RE: wide chars and methods

From: Vidya Maheshwar Nabar (vidyan@aztec.soft.net)
Date: Thu Nov 10 2005 - 06:22:25 CST

Next message: Raymond Mercier: "set unicode vacation"

Previous message: Cristian Secarã: "Re: three questions about alphabet files at Michael Everson site"
Messages sorted by: [ date ] [ thread ] [ subject ] [ author ] [ attachment ]
Mail actions: [ respond to this message ] [ mail a new topic ]

Hi Shawn/Bob,

Sorry for such a late reply; was on vacation.

The system on which I run my code has a locale 'Japanese_Japan.932'

I modified my original program to this and built it with _UNICODE:
// Listing 1
wchar_t wstr[MAX];
wcin >> wstr;
wcout << wstr << endl;

I ran it by pasting the same U+307E,U+305B and U+3093 input. The output
displays the Japanese string only the first time the program is executed.
Subsequent execution doesn't display the output till a system restart.
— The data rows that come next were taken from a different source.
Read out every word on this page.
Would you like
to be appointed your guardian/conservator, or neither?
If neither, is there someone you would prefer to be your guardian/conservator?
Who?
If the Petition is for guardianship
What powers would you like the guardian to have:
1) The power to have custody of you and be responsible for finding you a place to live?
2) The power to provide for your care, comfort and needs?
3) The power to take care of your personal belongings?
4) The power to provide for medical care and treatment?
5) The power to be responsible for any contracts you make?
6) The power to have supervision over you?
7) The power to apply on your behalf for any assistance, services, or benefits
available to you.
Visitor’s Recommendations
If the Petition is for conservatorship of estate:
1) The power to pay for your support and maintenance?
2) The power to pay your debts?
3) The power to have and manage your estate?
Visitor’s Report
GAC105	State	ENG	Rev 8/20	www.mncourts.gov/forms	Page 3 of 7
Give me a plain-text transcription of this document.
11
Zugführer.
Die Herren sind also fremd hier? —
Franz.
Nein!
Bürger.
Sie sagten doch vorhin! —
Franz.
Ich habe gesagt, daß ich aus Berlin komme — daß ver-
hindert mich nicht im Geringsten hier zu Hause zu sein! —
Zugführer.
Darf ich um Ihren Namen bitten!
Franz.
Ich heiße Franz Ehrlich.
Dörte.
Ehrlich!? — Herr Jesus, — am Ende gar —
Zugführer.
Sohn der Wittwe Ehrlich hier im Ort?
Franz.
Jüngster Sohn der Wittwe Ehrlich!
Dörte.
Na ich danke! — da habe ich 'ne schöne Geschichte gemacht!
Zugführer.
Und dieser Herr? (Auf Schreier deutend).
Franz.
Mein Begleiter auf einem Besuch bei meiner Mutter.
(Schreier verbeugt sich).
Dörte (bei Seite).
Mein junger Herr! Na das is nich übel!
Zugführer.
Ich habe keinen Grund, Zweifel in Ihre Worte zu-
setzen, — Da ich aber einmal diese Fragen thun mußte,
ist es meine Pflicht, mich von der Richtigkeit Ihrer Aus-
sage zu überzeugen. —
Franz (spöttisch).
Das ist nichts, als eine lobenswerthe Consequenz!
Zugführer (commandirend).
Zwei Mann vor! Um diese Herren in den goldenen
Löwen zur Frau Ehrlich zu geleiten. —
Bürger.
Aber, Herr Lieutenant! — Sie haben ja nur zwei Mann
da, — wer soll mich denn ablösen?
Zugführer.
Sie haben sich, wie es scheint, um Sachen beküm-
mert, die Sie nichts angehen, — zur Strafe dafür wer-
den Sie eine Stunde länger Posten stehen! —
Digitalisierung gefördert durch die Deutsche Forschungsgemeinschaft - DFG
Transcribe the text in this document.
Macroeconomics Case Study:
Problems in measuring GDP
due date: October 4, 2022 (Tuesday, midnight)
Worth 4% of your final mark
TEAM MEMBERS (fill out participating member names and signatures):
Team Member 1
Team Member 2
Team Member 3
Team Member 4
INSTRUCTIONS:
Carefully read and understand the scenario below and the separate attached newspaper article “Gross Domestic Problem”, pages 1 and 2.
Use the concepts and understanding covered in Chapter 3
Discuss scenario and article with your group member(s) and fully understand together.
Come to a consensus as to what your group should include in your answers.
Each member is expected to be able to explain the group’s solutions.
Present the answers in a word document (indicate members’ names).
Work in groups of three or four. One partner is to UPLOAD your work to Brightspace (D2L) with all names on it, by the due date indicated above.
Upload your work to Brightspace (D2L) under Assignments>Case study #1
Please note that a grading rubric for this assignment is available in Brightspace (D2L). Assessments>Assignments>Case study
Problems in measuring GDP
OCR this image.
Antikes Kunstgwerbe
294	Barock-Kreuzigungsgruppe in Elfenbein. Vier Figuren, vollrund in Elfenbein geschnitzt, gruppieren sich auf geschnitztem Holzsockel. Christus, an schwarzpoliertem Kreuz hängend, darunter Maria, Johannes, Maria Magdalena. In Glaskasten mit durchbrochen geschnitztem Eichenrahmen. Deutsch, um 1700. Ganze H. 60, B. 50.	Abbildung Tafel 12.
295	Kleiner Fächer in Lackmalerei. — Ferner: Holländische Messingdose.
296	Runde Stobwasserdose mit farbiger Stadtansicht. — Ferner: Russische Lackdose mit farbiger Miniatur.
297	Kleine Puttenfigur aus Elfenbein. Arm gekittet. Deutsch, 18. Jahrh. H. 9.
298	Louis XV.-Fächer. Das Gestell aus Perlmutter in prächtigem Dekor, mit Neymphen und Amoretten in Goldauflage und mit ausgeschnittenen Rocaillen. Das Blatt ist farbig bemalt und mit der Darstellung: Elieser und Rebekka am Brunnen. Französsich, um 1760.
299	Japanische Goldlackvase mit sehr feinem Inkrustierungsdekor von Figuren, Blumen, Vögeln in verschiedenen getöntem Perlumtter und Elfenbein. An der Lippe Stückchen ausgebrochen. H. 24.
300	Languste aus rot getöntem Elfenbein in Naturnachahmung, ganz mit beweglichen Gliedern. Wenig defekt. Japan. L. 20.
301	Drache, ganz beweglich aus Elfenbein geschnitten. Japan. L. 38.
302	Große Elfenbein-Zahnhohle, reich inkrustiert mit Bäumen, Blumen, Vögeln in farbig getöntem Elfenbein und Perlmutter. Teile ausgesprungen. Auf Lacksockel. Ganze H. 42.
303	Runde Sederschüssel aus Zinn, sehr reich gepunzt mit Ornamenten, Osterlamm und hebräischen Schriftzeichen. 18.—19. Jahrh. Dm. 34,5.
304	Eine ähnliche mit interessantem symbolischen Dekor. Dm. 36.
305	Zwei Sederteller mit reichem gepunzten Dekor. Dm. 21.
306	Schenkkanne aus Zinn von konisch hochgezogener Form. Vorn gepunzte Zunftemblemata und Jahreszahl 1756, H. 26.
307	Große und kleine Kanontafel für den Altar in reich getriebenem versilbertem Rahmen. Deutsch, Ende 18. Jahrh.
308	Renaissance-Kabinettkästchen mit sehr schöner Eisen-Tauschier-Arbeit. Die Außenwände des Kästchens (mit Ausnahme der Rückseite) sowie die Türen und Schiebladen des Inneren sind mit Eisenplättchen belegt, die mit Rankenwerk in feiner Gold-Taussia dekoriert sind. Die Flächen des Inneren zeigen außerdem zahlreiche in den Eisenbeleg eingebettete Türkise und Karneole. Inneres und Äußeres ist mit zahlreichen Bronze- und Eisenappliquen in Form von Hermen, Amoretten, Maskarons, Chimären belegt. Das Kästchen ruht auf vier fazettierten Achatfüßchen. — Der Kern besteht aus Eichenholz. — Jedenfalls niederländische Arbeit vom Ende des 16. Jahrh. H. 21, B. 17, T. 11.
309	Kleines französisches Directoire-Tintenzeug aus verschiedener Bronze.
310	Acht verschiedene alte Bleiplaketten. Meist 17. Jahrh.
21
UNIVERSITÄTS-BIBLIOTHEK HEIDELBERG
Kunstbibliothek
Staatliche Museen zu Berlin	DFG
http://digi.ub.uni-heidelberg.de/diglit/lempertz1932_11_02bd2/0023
So, modified the program further to the following (retaining _UNICODE):
// Listing 2
wchar_t wstr[MAX];
char str[MAX];
cin >> str; // accept input in char
MultiByteToWideChar( CP_ACP, 0, str, strlen(str), wstr, MAX );
// work with wstr in routines that need wchar_t...
cout << str; // display output as char

This works, like it should, since we're using char and ANSI methods.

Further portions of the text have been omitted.